めちゃくちゃ面白いドキュメンタリー映画を見た。
言わずと知れた我らがジョン レノンがオノヨーコと別居していた期間、通称”失われた週末”を描いたのが本映画。
私自身は、その”失われた週末”という言葉も初耳だし、その間に付き合っていた女性がいたことも初耳だったが、うちの、幼少期からビートルズを敬愛してやまない高1息子も、今回のドキュメンタリーの語り手でジョンの恋人だった女性、メイ パンの存在は知らなかった。二人で、何これ??いつ作られた映画なの?などと目を丸くしながら見た。

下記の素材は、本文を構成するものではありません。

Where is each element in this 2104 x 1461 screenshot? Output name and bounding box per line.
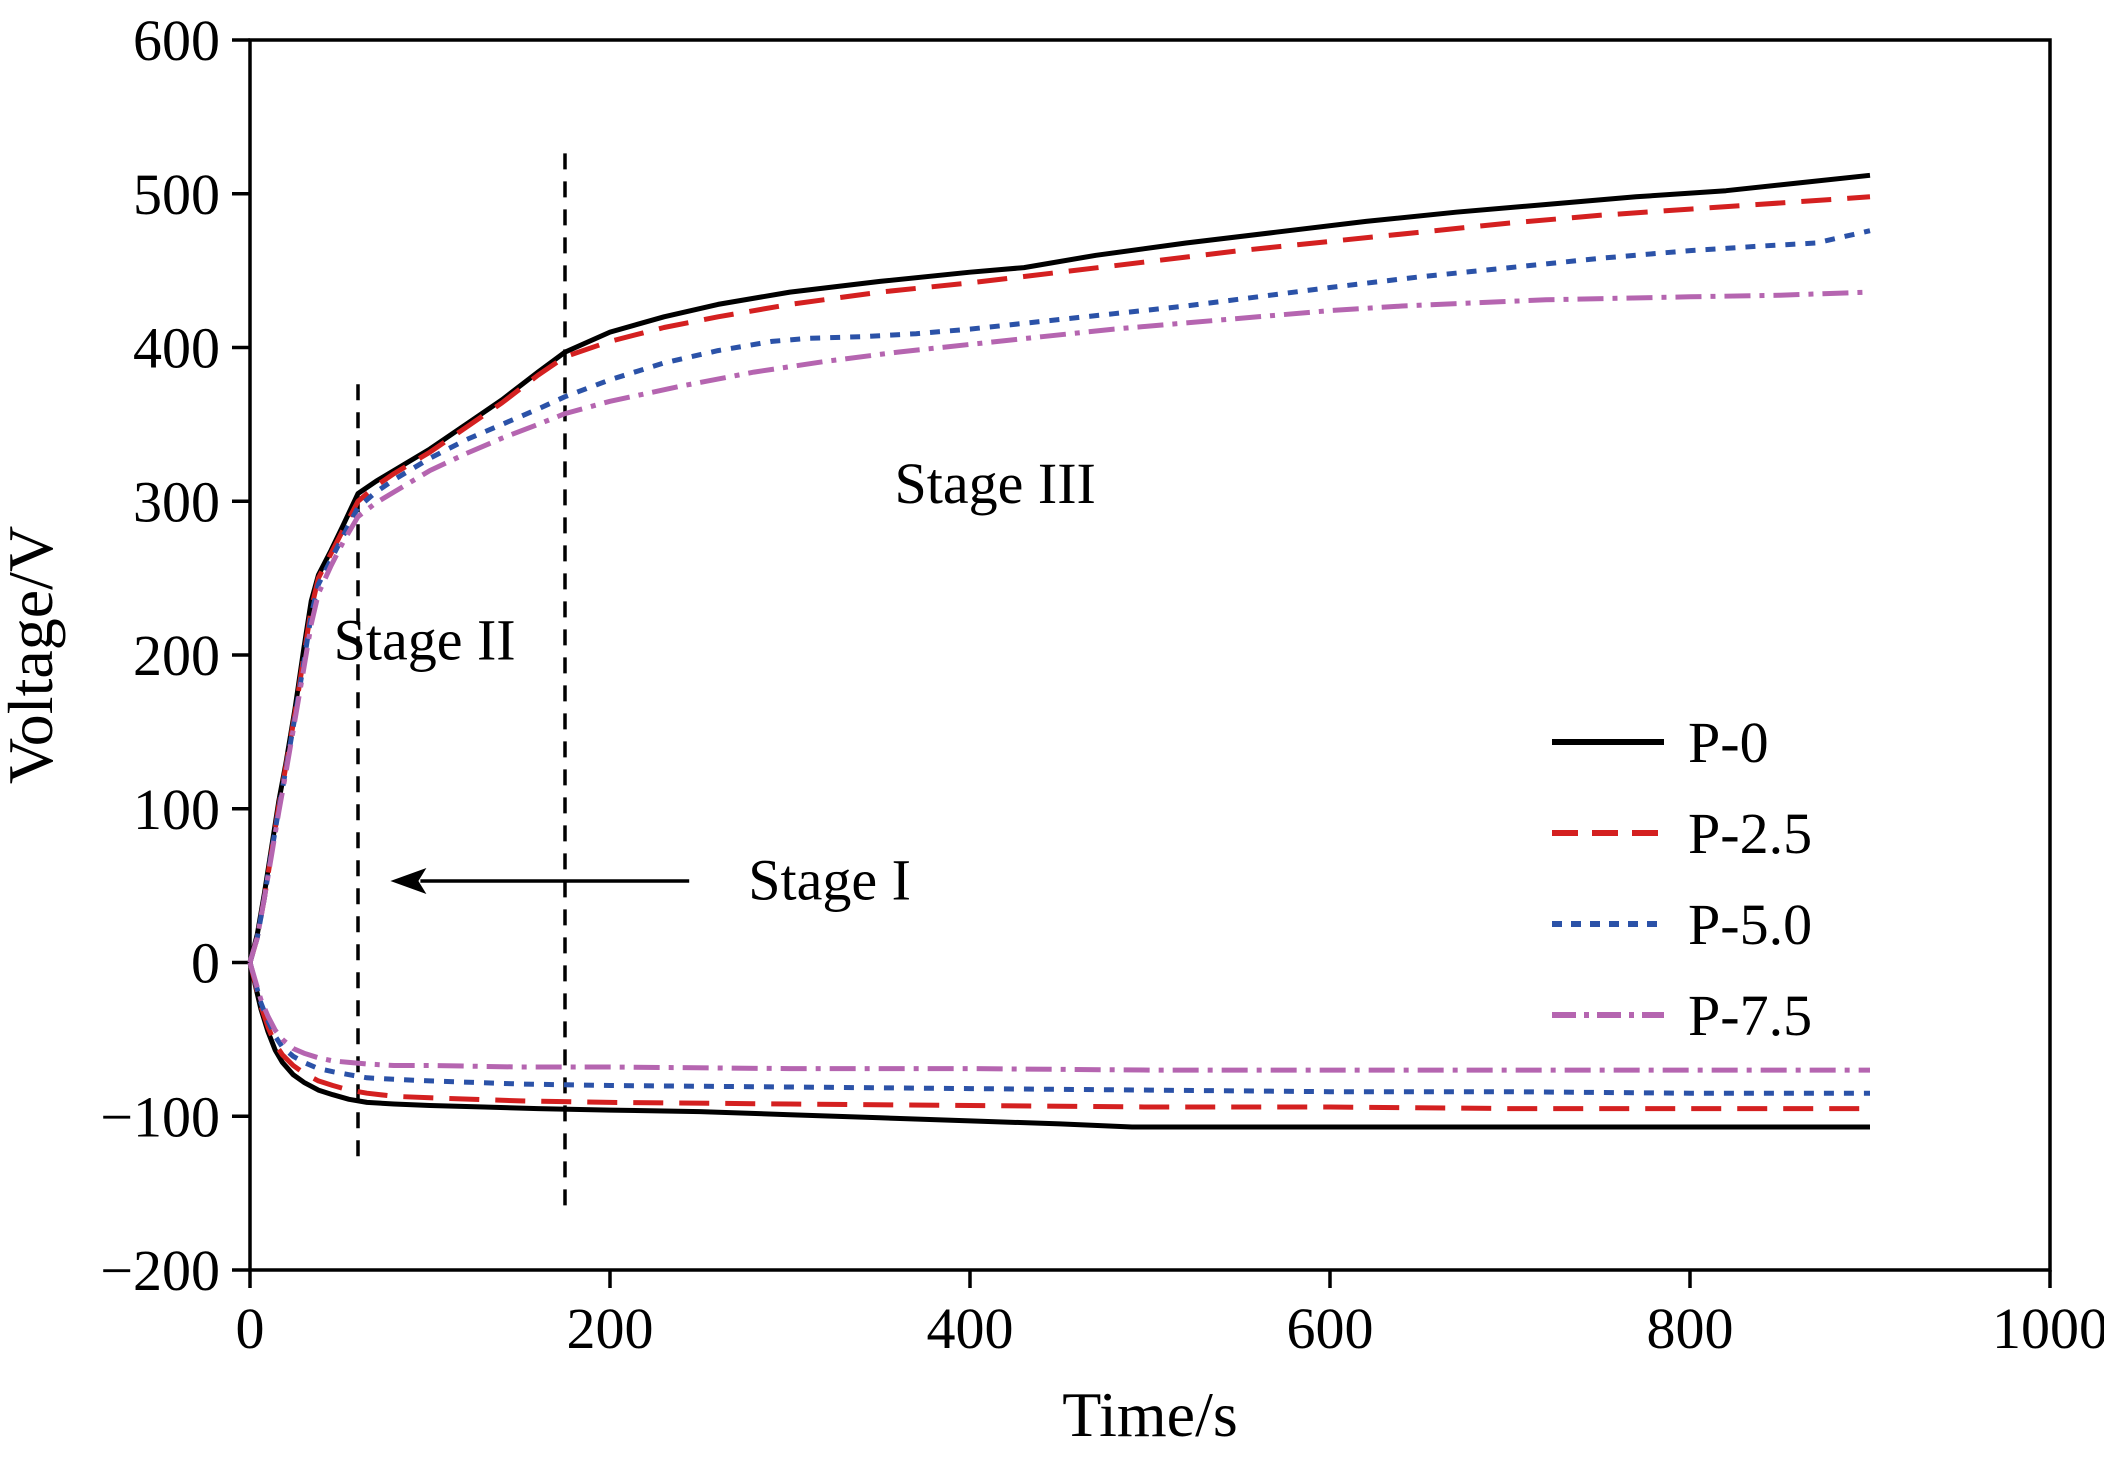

ビートルズ解散後のジョンとヨーコがアメリカで暮らし始め、しばらくしてアップルレコードで仕事をしていた女性メイ パン(当時22歳くらい)がヨーコに気に入られ、二人の個人秘書となる。その後、二人の関係にヒビが入ってきた頃合いで、メイはヨーコの依頼で、ジョンの彼女になるよう言い渡されるのだが・・・
ジョンにとって彼女は、最初は秘書であり、妹のような存在だったのだと思う。
ビートルズを解散させるほどに心酔しきっていたヨーコとの関係にヒビが入り、進路を見失っていたジョンに、徐々に優しく寄り添うパートナーとなっていったのが彼女だった。荒れ狂っていたジョンの心が凪いできて、彼は3年ぶりにおそらくヨーコによって、決裂させられていた最初の妻シンシアとの間の息子ジュリアンとも再開し交流するようになる。すっかりマインドコントロールされていたジョンが心を取り戻した18ヶ月、それが俗にいうロストウィークエンドの真実で、ロストウィークエンドとは一体誰が名付けたのかと疑問に思う。
ヨーコとの暮らしからエスケープしたジョンに、ヨーコは日に15回もの電話をかけて来ていたというから、私は島尾敏雄とミホ夫婦を思い出してゾッとした。

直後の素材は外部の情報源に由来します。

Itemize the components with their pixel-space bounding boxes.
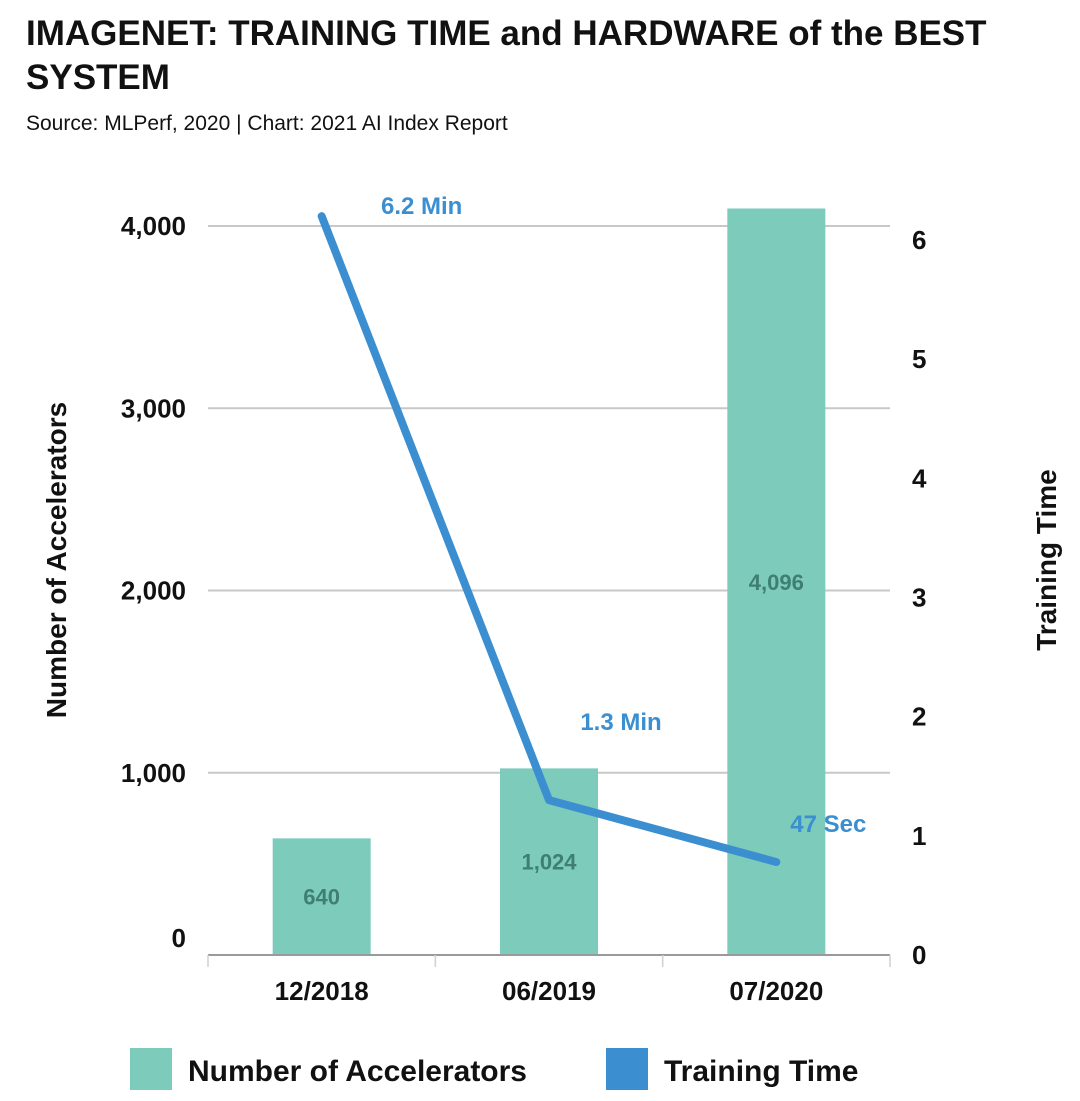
line-data-label: 47 Sec [790, 811, 866, 838]
y-axis-right-ticks: 0 1 2 3 4 5 6 [912, 225, 927, 970]
y-right-tick-label: 5 [912, 344, 926, 374]
y-left-tick-label: 3,000 [121, 393, 186, 423]
bar-series [272, 208, 826, 955]
bar [727, 208, 826, 955]
chart-title: IMAGENET: TRAINING TIME and HARDWARE of … [26, 14, 987, 97]
y-axis-right-title: Training Time [1031, 469, 1062, 651]
y-axis-left-ticks: 0 1,000 2,000 3,000 4,000 [121, 211, 186, 953]
x-axis-ticks: 12/2018 06/2019 07/2020 [275, 976, 824, 1006]
training-time-line [317, 212, 781, 867]
y-right-tick-label: 4 [912, 463, 927, 493]
x-tick-label: 12/2018 [275, 976, 369, 1006]
y-left-tick-label: 2,000 [121, 576, 186, 606]
y-right-tick-label: 2 [912, 702, 926, 732]
line-series [317, 212, 781, 867]
line-data-label: 6.2 Min [381, 193, 462, 220]
y-right-tick-label: 0 [912, 940, 926, 970]
bar-data-label: 4,096 [749, 570, 804, 595]
y-right-tick-label: 6 [912, 225, 926, 255]
bar-data-label: 640 [303, 885, 340, 910]
x-tick-label: 07/2020 [729, 976, 823, 1006]
y-axis-left-title: Number of Accelerators [41, 402, 72, 718]
bar [272, 838, 371, 955]
x-tick-label: 06/2019 [502, 976, 596, 1006]
y-left-tick-label: 4,000 [121, 211, 186, 241]
x-axis [207, 954, 891, 967]
bar-labels: 640 1,024 4,096 [303, 570, 804, 910]
legend-label: Number of Accelerators [188, 1055, 527, 1088]
legend-label: Training Time [664, 1055, 859, 1088]
legend-swatch [130, 1048, 172, 1090]
y-left-tick-label: 1,000 [121, 758, 186, 788]
legend: Number of Accelerators Training Time [130, 1048, 859, 1090]
y-left-tick-label: 0 [172, 923, 186, 953]
y-right-tick-label: 3 [912, 583, 926, 613]
chart-source: Source: MLPerf, 2020 | Chart: 2021 AI In… [26, 112, 508, 135]
line-data-label: 1.3 Min [580, 709, 661, 736]
legend-swatch [606, 1048, 648, 1090]
line-labels: 6.2 Min 1.3 Min 47 Sec [381, 193, 866, 838]
bar-data-label: 1,024 [521, 850, 577, 875]
y-right-tick-label: 1 [912, 821, 926, 851]
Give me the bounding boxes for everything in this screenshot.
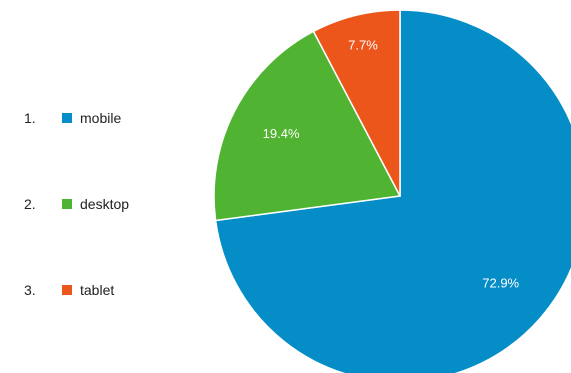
- slice-label-desktop: 19.4%: [263, 126, 300, 141]
- pie-slices: [213, 9, 571, 373]
- chart-legend: 1. mobile 2. desktop 3. tablet: [24, 0, 174, 373]
- legend-item-tablet[interactable]: 3. tablet: [24, 281, 114, 299]
- legend-index: 3.: [24, 282, 36, 298]
- legend-label-mobile: mobile: [80, 110, 122, 126]
- legend-item-desktop[interactable]: 2. desktop: [24, 195, 129, 213]
- legend-swatch-mobile: [62, 113, 72, 123]
- legend-swatch-desktop: [62, 199, 72, 209]
- pie-slice-desktop[interactable]: [213, 30, 402, 222]
- pie-slice-tablet[interactable]: [312, 9, 401, 197]
- slice-label-tablet: 7.7%: [348, 38, 378, 53]
- pie-slice-mobile[interactable]: [214, 9, 571, 373]
- legend-index: 1.: [24, 110, 36, 126]
- slice-label-mobile: 72.9%: [482, 276, 519, 291]
- legend-index: 2.: [24, 196, 36, 212]
- legend-swatch-tablet: [62, 285, 72, 295]
- legend-label-tablet: tablet: [80, 282, 115, 298]
- legend-label-desktop: desktop: [80, 196, 130, 212]
- pie-labels: 72.9% 19.4% 7.7%: [263, 38, 520, 291]
- legend-item-mobile[interactable]: 1. mobile: [24, 109, 121, 127]
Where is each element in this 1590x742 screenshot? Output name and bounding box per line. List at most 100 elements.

最後にヨーコはジョンを強引に取り戻すけど、それは愛じゃない、恋でもない、一種の宗教とも呼べるほどの強いマインドコントロール禍によるものだ。
しかし、メイ パンとの関係は、ここで完全に断ち切られたわけではなく、二人の友情関係はジョンが亡くなるまで続いていた。

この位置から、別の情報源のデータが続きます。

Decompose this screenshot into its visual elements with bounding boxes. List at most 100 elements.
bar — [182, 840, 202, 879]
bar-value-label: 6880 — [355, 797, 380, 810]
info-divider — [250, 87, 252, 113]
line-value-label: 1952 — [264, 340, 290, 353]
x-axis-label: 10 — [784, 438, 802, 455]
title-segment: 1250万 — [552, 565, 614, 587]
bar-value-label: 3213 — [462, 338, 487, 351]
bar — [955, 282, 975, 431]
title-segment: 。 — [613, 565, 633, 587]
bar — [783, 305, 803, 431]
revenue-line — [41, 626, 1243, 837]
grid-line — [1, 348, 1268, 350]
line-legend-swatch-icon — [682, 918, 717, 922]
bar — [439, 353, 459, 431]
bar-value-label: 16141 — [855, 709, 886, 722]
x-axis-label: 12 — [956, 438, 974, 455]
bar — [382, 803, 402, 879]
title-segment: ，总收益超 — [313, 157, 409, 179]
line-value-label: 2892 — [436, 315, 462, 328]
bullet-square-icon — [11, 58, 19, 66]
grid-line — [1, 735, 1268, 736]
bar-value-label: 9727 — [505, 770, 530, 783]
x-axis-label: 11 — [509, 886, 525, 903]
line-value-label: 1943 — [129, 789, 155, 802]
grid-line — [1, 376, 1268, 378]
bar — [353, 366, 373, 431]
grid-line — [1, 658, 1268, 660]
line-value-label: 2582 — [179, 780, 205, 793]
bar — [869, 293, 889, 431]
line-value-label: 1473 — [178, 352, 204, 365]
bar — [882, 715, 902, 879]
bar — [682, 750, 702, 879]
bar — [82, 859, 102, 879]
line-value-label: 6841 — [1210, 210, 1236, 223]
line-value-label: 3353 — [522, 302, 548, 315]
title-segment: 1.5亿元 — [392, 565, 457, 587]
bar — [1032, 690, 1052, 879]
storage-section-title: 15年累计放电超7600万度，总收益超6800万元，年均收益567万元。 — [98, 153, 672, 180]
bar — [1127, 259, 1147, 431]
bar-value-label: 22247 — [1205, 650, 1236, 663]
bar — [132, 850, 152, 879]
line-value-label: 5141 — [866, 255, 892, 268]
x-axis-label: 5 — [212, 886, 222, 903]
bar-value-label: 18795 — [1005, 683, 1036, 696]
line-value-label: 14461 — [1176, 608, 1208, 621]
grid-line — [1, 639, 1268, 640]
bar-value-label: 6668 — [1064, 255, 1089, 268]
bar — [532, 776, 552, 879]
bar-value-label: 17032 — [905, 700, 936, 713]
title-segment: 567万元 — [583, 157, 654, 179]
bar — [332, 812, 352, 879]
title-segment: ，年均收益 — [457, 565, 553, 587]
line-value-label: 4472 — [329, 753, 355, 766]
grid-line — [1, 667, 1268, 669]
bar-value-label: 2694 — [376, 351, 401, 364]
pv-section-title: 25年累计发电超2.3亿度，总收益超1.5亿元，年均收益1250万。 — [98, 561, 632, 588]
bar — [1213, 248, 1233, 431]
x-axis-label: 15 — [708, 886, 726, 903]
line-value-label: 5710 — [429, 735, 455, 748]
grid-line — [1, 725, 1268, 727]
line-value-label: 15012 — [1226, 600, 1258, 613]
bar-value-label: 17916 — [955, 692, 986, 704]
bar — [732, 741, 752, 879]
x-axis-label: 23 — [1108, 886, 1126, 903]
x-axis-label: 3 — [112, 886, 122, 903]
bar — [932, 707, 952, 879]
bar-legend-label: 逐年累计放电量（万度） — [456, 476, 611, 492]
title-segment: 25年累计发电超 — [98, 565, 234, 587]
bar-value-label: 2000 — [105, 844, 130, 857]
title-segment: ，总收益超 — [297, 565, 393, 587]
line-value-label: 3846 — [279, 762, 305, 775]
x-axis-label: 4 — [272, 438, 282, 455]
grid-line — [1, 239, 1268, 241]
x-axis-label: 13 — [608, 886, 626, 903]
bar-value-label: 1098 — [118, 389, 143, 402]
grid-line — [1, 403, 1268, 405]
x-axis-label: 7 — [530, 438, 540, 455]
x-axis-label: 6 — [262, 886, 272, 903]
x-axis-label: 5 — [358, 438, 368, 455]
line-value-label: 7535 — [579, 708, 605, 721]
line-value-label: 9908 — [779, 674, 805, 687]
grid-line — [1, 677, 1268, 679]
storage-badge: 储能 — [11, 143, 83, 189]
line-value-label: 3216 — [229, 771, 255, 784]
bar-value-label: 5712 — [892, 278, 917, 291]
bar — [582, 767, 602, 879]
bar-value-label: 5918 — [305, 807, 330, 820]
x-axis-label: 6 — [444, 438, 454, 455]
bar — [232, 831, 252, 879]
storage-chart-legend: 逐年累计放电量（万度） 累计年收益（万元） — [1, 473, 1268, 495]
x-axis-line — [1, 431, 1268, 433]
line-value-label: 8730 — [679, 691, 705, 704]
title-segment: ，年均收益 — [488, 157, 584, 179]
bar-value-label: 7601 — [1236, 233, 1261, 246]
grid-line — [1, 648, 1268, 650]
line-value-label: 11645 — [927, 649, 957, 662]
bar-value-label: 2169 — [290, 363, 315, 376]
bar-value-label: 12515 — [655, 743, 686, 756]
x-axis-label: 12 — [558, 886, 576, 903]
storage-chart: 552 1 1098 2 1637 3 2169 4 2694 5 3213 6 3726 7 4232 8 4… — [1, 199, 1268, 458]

失われた週末は、ジョンにとってもジョンの音楽にとっても、最も輝かしいものだった。すっかり訣別したと思っていたビートルズのメンバー、ポールとリンダでさえ、こんなに交流があったとは思いもよらなかった、そして、彼の愛する息子ジュリアンと元妻シンシアはメイ パンと生涯を通じて良き友達となったのだ。
それにしても、すごくよく出来たドキュメンタリーで、最後のシーンはサプライズみたいで実に実に素晴らしく感動した。
”失われた週末”は”取り戻せた週末”へと名前を変更して改めて後世に伝え直したい。
今回の映画を見て知った、あれは愛じゃない、これこそが愛だったのだと。